Provo • Some of them live together, most of them hang out together and all of them run together — at 7 in the morning, most days.
And now they are going together to the 2019 NCAA Outdoor Track & Field Championships in Austin, Texas, this week.
Six BYU distance runners will compete in one event — the 10,000 meters — on Wednesday night at the Mike A. Myers Track and Soccer Stadium as the school will break its own record for most entries in a single event at nationals. The previous record was five, set by BYU in the decathlon in 1975.
What is in the water in Provo?
Brotherhood and a winning culture, says senior Rory Linkletter, the 10,000 meters champion at the West Preliminaries in Sacramento two weeks ago.
“What coaches and former athletes have built here is a really good environment to succeed in,” Linkletter said. “The expectation keeps getting higher and higher and people just live up to it because it is contagious. It is an awesome thing to be a part of.”
The other qualifiers are seniors Connor McMillan (4th), Clayton Young (8th) and Dallin Farnsworth (10th), junior Connor Weaver (11th) and sophomore Conner Mantz (5th).
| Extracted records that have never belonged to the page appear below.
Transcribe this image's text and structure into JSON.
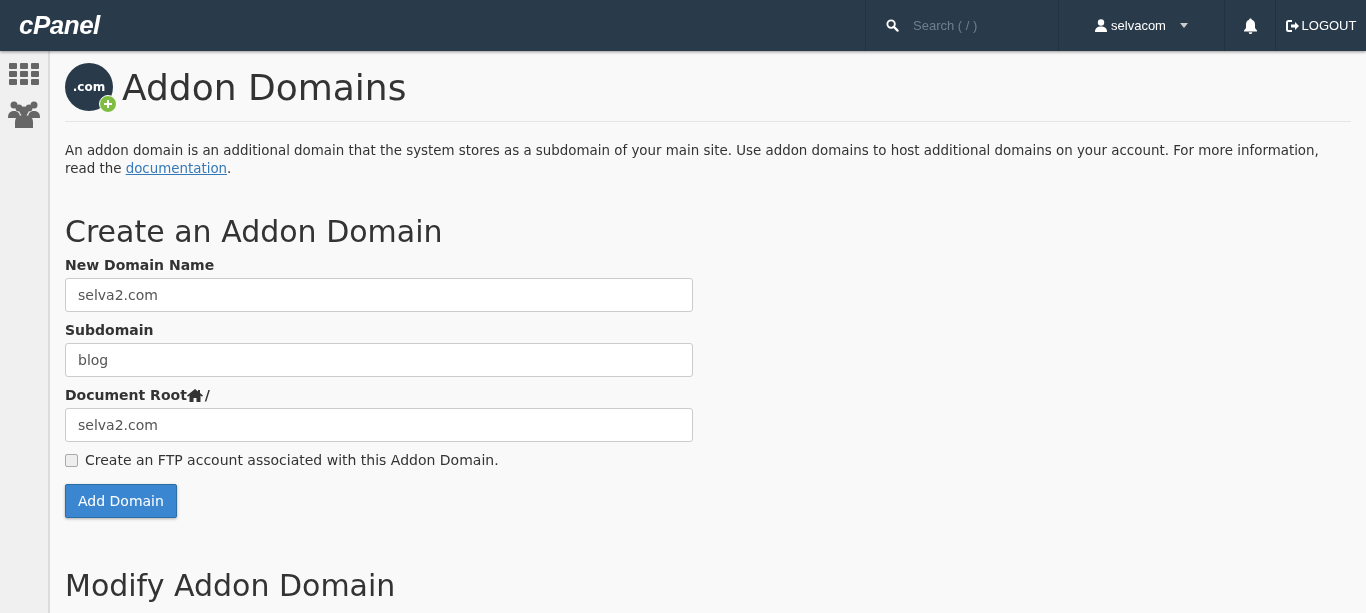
{
  "header": {
    "logo": "cPanel",
    "search": {
      "placeholder": "Search ( / )"
    },
    "user": "selvacom",
    "logout": "LOGOUT"
  },
  "page": {
    "icon_text": ".com",
    "title": "Addon Domains",
    "description": "An addon domain is an additional domain that the system stores as a subdomain of your main site. Use addon domains to host additional domains on your account. For more information, read the",
    "link": "documentation",
    "description_end": "."
  },
  "create": {
    "title": "Create an Addon Domain",
    "fields": [
      {
        "label": "New Domain Name",
        "value": "selva2.com"
      },
      {
        "label": "Subdomain",
        "value": "blog"
      },
      {
        "label": "Document Root",
        "suffix": "/",
        "home_icon": true,
        "value": "selva2.com"
      }
    ],
    "ftp_checkbox": {
      "label": "Create an FTP account associated with this Addon Domain.",
      "checked": false
    },
    "button": "Add Domain"
  },
  "modify": {
    "title": "Modify Addon Domain"
  }
}
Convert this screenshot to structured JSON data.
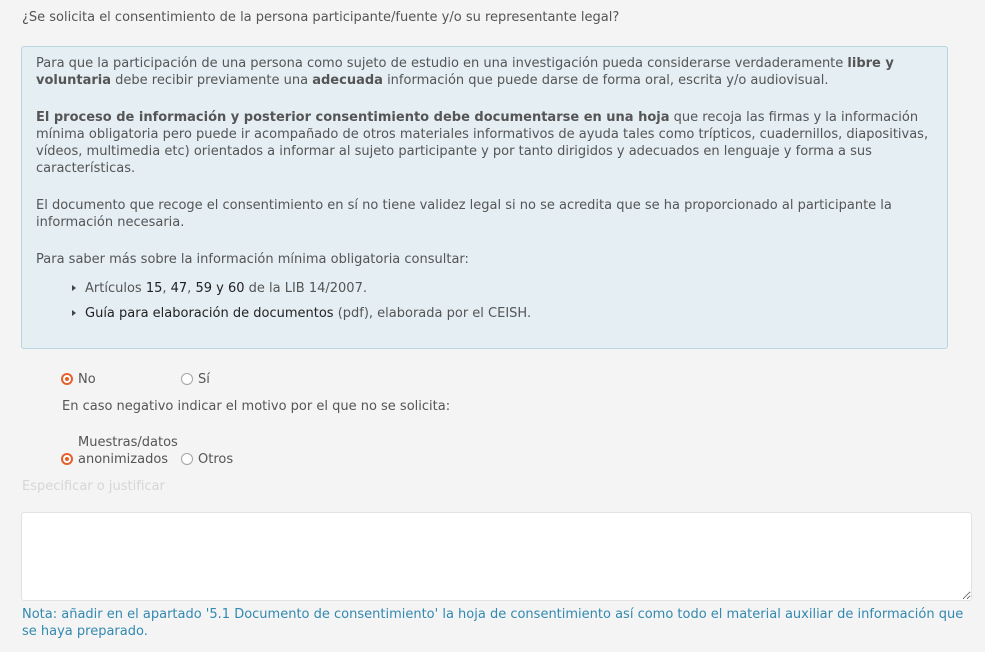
{
  "question": "¿Se solicita el consentimiento de la persona participante/fuente y/o su representante legal?",
  "info_box": {
    "p1": {
      "t1": "Para que la participación de una persona como sujeto de estudio en una investigación pueda considerarse verdaderamente ",
      "b1": "libre y voluntaria",
      "t2": " debe recibir previamente una ",
      "b2": "adecuada",
      "t3": " información que puede darse de forma oral, escrita y/o audiovisual."
    },
    "p2": {
      "b1": "El proceso de información y posterior consentimiento debe documentarse en una hoja",
      "t1": " que recoja las firmas y la información mínima obligatoria pero puede ir acompañado de otros materiales informativos de ayuda tales como trípticos, cuadernillos, diapositivas, vídeos, multimedia etc) orientados a informar al sujeto participante y por tanto dirigidos y adecuados en lenguaje y forma a sus características."
    },
    "p3": "El documento que recoge el consentimiento en sí no tiene validez legal si no se acredita que se ha proporcionado al participante la información necesaria.",
    "p4": "Para saber más sobre la información mínima obligatoria consultar:",
    "list_bullet_icon": "caret-right-icon",
    "references": [
      {
        "t1": "Artículos ",
        "l1": "15",
        "s1": ", ",
        "l2": "47",
        "s2": ", ",
        "l3": "59 y 60",
        "t2": " de la LIB 14/2007."
      },
      {
        "l1": "Guía para elaboración de documentos",
        "t1": " (pdf), elaborada por el CEISH."
      }
    ]
  },
  "consent": {
    "options": [
      {
        "label": "No",
        "checked": true
      },
      {
        "label": "Sí",
        "checked": false
      }
    ]
  },
  "reason_prompt": "En caso negativo indicar el motivo por el que no se solicita:",
  "reason": {
    "options": [
      {
        "label": "Muestras/datos anonimizados",
        "checked": true
      },
      {
        "label": "Otros",
        "checked": false
      }
    ]
  },
  "justification": {
    "label": "Especificar o justificar",
    "value": ""
  },
  "note": "Nota: añadir en el apartado '5.1 Documento de consentimiento' la hoja de consentimiento así como todo el material auxiliar de información que se haya preparado.",
  "colors": {
    "accent": "#e4602f",
    "page_bg": "#f4f4f4",
    "text": "#555555",
    "link": "#222222",
    "info_bg": "#e4eef3",
    "info_border": "#b9d6df",
    "note": "#3389b0",
    "muted_label": "#d6d6d6"
  }
}
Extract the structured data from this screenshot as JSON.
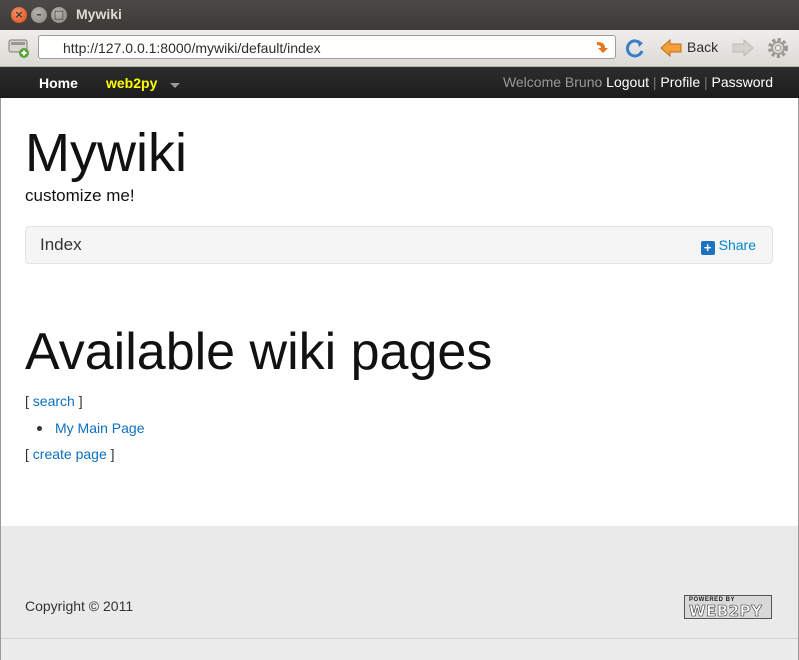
{
  "window": {
    "title": "Mywiki"
  },
  "browser": {
    "url": "http://127.0.0.1:8000/mywiki/default/index",
    "back_label": "Back"
  },
  "navbar": {
    "home": "Home",
    "brand": "web2py",
    "welcome": "Welcome Bruno",
    "logout": "Logout",
    "profile": "Profile",
    "password": "Password",
    "separator": "|"
  },
  "page": {
    "title": "Mywiki",
    "subtitle": "customize me!",
    "breadcrumb": "Index",
    "share": "Share",
    "heading": "Available wiki pages",
    "search_link": "search",
    "pages": [
      "My Main Page"
    ],
    "create_link": "create page",
    "bracket_open": "[",
    "bracket_close": "]"
  },
  "footer": {
    "copyright": "Copyright © 2011",
    "powered_small": "POWERED BY",
    "powered_main": "WEB2PY"
  },
  "colors": {
    "link": "#0d6fbf",
    "brand": "#ffff00",
    "navbar": "#222222"
  }
}
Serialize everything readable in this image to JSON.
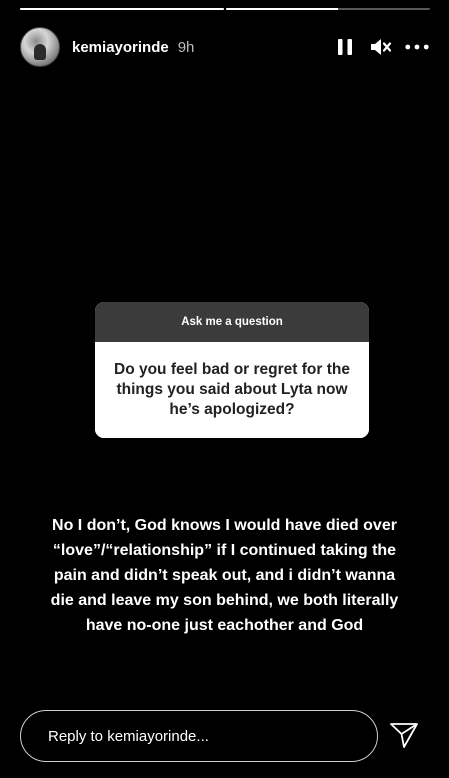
{
  "progress": {
    "segments": 2,
    "current_segment_fill": 0.55
  },
  "header": {
    "username": "kemiayorinde",
    "time": "9h",
    "icons": [
      "pause-icon",
      "mute-icon",
      "more-icon"
    ]
  },
  "sticker": {
    "title": "Ask me a question",
    "question": "Do you feel bad or regret for the things you said about Lyta now he’s apologized?"
  },
  "answer": {
    "text": "No I don’t, God knows I would have died over “love”/“relationship” if I continued taking the pain and didn’t speak out, and i didn’t wanna die and leave my son behind, we both literally have no-one just eachother and God"
  },
  "reply": {
    "placeholder": "Reply to kemiayorinde..."
  },
  "colors": {
    "background": "#000000",
    "sticker_header": "#3b3b3b",
    "sticker_body": "#ffffff",
    "text": "#ffffff",
    "muted_text": "#bdbdbd"
  }
}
Linkletter and BYU track and field coach Ed Eyestone said the night the six Cougars qualified in Sacramento is one they will never forget.
“We’ve just been blessed with a very nice team culture over the years, and success breeds success,” Eyestone said. “Guys have had that winning attitude and bought into that team culture that supports one another.”
Fellow 10,000-meter runners Michael Ottesen, Brayden McClelland and Danny Carney qualified for regionals, but weren’t among the 12 from the West Preliminaries who qualified for nationals.
“I jokingly say the 10,000 is the most exciting event in track and field,” Eyestone said. “Twenty-five laps of controlled fury.”
For Linkletter, who will become the head cross country coach at his alma mater, Herriman High, next fall, watching five teammates finish in the top 12 behind him still brings out every emotion imaginable.
“It was such a great experience to see those guys advance with their best races of the season, best races of their lives, and the excitement and emotion they were able to show,” he said. “It was clear that they really, really believed in themselves throughout the season and didn’t care what the odds were. They just put themselves in it.”
So the top 24 runners in the country in that event will converge Wednesday in Texas, where conditions are expected to be hot and muggy.
“We have a good opportunity to do some good things,” Eyestone said. “Four of our guys [Linkletter, Mantz, McMillan and Young] are ranked very high. But the East regional runners are strong and competitive. Austin isn’t going to be about fast times. It is going to be a war of attrition where we are going to have to battle the heat and humidity as well as the 25 laps.”
In all, BYU will have 22 entries at the meet (16 men, 6 women), the most in school history, and should post a top-10 team score on the men’s side and a top-20 score on the women’s side. Men’s events will be Wednesday and Friday, while women’s events will be Thursday and Saturday.
“It all boils down to the event coaches that we have here at BYU,” Eyestone said. “They are great at building their own culture in their event groups. We are a diverse group, but the commonality we have is we are all passionate about the sport.”
Especially the 10,000 meters.
Eyestone said other top BYU athletes to watch are Andrea Stapleton-Johnson, who is ranked No. 1 in the high jump, and Erica Birk-Jarvis, who returned to the sport after giving birth to a child 16 months ago and is ranked No. 2 in the steeplechase. Brenna Porter is a threat to make the podium in the 400-meter hurdles.
Utah State, Weber State and Southern Utah will also be represented at nationals.
The Aggies will send javelin thrower Sindri Gudmundsson and Cierra Simmons-Mecham in the women’s steeplechase.
The Wildcats will send Tawnie Moore in the 100-meter hurdles, Kate Sorensen in the 400-meter hurdles and Nathan Dunivan in the discus.
The Thunderbirds will be represented by George Espino (800 meters), Frank Harris III (high jump), Kasey Knevelbaard (1,500 meters), Skyler Porcaro (javelin) and Angie Nickerson (5,000 meters).